Membrane targeting signals of p27RF-Rho are necessary to localize to the punctate actin structures and bind to MT1-MMP. A, N-terminal sequences of p27RF-Rho, and its mutants are presented. Gly and Cys indicated by black bold letters correspond to hypothetical myristoylation and palmitoylation sites, respectively. ASS, acylation defective mutant; Nrev, additional acylation sites were fused to the N terminus of the ASS mutant. B, the following proteins were expressed in HT1080 cells; mock (empty vector), wild type (WT), ASS, and Nrev. After cells were lysed and separated into cytoplasmic and membrane fractions, p27RF-Rho was detected by Western blot analysis.

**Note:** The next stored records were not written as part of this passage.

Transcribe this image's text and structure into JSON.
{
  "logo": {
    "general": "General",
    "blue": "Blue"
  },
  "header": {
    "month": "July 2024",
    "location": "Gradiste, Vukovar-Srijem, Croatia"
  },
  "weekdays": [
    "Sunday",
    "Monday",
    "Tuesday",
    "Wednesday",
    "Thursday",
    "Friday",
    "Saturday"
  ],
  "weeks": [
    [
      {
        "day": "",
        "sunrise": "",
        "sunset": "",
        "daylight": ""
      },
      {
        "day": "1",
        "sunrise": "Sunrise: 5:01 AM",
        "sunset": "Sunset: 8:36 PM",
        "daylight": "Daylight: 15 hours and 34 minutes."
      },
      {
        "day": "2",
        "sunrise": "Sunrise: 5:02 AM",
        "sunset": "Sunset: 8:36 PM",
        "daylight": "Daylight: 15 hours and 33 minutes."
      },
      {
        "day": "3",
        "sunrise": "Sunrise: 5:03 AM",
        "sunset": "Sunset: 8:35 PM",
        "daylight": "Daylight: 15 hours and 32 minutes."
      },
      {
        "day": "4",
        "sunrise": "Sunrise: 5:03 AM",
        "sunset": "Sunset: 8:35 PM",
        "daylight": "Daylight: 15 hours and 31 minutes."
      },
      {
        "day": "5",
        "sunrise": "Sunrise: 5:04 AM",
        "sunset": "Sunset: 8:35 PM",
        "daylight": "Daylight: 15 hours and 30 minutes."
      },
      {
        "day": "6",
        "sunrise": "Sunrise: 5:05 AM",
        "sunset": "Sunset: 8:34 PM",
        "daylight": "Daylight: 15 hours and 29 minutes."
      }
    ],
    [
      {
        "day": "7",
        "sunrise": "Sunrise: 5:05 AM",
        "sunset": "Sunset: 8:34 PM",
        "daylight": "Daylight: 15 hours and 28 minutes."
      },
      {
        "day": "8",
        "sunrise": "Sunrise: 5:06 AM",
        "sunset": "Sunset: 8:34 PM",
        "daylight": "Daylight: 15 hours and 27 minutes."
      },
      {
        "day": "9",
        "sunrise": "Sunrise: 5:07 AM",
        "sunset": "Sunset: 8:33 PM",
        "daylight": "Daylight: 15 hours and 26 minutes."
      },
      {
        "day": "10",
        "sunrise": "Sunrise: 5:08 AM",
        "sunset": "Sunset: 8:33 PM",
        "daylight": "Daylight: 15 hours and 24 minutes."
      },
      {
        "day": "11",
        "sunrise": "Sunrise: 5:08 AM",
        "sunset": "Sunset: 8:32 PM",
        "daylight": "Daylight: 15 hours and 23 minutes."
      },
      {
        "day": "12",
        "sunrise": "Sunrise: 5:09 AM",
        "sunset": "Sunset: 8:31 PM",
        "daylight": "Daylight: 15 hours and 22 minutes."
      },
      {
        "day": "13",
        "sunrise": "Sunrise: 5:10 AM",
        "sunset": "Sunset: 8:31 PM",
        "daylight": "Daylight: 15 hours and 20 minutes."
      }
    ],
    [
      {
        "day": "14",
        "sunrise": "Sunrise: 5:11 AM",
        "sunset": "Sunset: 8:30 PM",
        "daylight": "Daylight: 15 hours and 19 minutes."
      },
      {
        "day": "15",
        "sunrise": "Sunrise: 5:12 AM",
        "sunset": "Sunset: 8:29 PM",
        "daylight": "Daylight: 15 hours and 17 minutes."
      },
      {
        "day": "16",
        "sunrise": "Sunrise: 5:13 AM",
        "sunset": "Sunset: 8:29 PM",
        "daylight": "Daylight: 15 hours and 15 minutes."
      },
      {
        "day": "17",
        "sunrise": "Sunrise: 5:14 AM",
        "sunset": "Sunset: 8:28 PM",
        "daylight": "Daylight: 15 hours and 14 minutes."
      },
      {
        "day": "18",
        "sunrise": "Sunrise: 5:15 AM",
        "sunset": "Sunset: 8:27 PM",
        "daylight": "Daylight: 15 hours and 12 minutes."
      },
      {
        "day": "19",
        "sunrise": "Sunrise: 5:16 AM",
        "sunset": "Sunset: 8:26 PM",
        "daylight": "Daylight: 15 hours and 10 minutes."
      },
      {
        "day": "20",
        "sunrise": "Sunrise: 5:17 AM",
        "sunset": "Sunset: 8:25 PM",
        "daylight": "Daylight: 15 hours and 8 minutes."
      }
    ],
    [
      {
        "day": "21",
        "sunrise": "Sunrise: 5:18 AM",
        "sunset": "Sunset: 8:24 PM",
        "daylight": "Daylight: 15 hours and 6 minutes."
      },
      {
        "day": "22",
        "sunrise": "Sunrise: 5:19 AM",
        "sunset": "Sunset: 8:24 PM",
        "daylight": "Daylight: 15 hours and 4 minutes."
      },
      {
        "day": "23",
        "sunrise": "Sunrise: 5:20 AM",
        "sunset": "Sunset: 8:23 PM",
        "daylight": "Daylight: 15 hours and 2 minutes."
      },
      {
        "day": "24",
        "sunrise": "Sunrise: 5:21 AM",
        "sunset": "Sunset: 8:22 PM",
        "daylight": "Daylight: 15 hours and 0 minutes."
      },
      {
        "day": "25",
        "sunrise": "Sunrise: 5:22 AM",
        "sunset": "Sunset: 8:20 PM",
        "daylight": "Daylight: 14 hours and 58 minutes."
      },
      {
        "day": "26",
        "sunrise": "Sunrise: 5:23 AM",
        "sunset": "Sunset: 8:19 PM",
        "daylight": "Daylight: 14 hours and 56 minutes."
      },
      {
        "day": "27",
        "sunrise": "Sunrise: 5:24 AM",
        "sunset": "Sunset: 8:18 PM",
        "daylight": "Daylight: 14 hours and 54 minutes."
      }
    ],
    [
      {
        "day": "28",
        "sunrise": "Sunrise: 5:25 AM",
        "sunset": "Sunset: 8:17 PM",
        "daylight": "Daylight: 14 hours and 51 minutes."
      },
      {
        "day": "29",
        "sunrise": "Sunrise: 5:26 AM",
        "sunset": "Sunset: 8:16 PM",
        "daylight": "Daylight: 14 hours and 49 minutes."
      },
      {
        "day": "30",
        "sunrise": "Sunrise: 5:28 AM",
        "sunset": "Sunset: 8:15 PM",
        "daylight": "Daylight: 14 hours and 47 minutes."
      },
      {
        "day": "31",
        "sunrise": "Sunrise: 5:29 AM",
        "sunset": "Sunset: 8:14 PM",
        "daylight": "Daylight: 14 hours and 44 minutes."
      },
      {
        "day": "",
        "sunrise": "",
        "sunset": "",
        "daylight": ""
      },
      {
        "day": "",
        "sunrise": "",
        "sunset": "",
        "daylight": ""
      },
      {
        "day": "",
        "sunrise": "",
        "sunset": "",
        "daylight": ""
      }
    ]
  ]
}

Transferrin receptor and tubulin are representative makers for membrane and cytoplasmic proteins, respectively. A representative result of three experiments is indicated. C, Myc-tagged-MT1-MMP (a) and hemagglutinin-tagged transferrin receptor (b) were expressed together with p27RF-F or its mutants in HT1080 cells. The cells were lysed, and p27RF-F was immunoprecipitated (IP) using an anti-FLAG antibody. p27RF-Rho and its mutants bound to the antibody were eluted with FLAG peptides and subjected to Western blot (WB) analysis using anti-Myc or anti-HA antibodies. A representative result of three experiments is indicated. D, p27RF-Rho and its mutant proteins fused to an mCherry tag were expressed in HT1080 cells, and the cells were seeded onto collagen-coated glass coverslips, then serum-starved and treated with LPA. After fixation, the cells were stained for mCherry (red), cortactin (blue), and actin (green). Confocal images were performed using a 63× objective lens (scale bar, 20 μm). E and F, effect of mutant p27RF-Rho on Matrigel invasion. Expression of endogenous p27RF-Rho was knocked down using shRNA in HT1080 cells, and mutant p27RF-Rho proteins were expressed. Proteins were analyzed by Western blot analysis (E). The invasive activity of the cells was analyzed using a Transwell Chamber equipped with a Matrigel-coated filter, and the number of invaded cells was counted. Data are presented as the mean ± S.D. (n = 3). *, p < 0.05 (Student's t test).